The composition of the pudding she has, however, promised Clarinda, that if she pleases her in marriage, she shall be told without reserve. But the art of making English capers she has not yet persuaded herself to discover, but seems resolved that secret shall perish with her, as some alchymists have obstinately suppressed the art of transmuting metals.
I once ventured to lay my fingers on her book of receipts, which she left upon the table, having intelligence that a vessel of gooseberry wine had burst the hoops. But though the importance of the event sufficiently engrossed her care, to prevent any recollection of the danger to which her secrets were exposed, I was not able to make use of the golden moments; for this treasure of hereditary knowledge was so well concealed by the manner of spelling used by her grandmother, her mother, and herself, that I was totally unable to understand it, and lost the opportunity of consulting the oracle, for want of knowing the language in which its answers were returned.
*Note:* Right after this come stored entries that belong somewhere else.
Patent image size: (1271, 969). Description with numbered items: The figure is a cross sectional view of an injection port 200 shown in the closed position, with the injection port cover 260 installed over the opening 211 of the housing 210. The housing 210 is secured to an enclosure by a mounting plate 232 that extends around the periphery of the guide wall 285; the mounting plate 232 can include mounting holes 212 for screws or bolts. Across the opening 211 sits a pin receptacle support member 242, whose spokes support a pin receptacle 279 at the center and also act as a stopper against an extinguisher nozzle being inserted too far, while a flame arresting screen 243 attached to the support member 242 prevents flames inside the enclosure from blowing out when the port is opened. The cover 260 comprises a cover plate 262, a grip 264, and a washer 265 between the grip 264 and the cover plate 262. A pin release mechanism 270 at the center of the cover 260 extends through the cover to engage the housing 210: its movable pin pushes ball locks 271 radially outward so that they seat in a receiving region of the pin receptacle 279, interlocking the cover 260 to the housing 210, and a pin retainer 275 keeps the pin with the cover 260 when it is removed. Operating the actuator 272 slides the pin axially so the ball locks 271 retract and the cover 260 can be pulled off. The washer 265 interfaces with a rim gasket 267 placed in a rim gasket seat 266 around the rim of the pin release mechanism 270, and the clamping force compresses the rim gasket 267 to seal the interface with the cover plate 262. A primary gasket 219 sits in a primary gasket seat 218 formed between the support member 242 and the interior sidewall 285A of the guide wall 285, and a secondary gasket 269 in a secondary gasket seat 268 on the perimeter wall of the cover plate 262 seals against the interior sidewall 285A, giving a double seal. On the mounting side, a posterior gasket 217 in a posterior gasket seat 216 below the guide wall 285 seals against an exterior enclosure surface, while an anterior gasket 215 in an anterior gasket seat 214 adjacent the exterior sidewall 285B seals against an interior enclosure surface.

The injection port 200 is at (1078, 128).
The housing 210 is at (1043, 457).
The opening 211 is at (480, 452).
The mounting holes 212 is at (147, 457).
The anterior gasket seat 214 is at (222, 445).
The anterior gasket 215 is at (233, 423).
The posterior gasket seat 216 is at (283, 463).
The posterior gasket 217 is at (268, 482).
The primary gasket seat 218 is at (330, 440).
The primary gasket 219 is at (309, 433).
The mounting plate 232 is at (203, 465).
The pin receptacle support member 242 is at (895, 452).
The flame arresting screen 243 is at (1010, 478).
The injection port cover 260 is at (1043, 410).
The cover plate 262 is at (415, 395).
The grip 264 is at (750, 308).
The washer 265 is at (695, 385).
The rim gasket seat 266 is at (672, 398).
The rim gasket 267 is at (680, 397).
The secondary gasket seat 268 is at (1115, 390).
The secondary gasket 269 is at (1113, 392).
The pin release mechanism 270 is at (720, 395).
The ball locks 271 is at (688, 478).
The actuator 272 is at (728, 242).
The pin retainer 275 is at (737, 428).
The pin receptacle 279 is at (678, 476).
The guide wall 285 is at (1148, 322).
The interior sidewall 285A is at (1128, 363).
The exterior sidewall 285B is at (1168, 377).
It is, indeed, necessary, if I have any regard to her ladyship's esteem, that I should apply myself to some of these economical accomplishments; for I overheard her, two days ago, warning her daughters, by my mournful example, against negligence of pastry, and ignorance in carving; for you saw, said she, that, with all her pretensions to knowledge, she turned the partridge the wrong way when she attempted to cut it, and, I believe, scarcely knows the difference between paste raised and paste in a dish.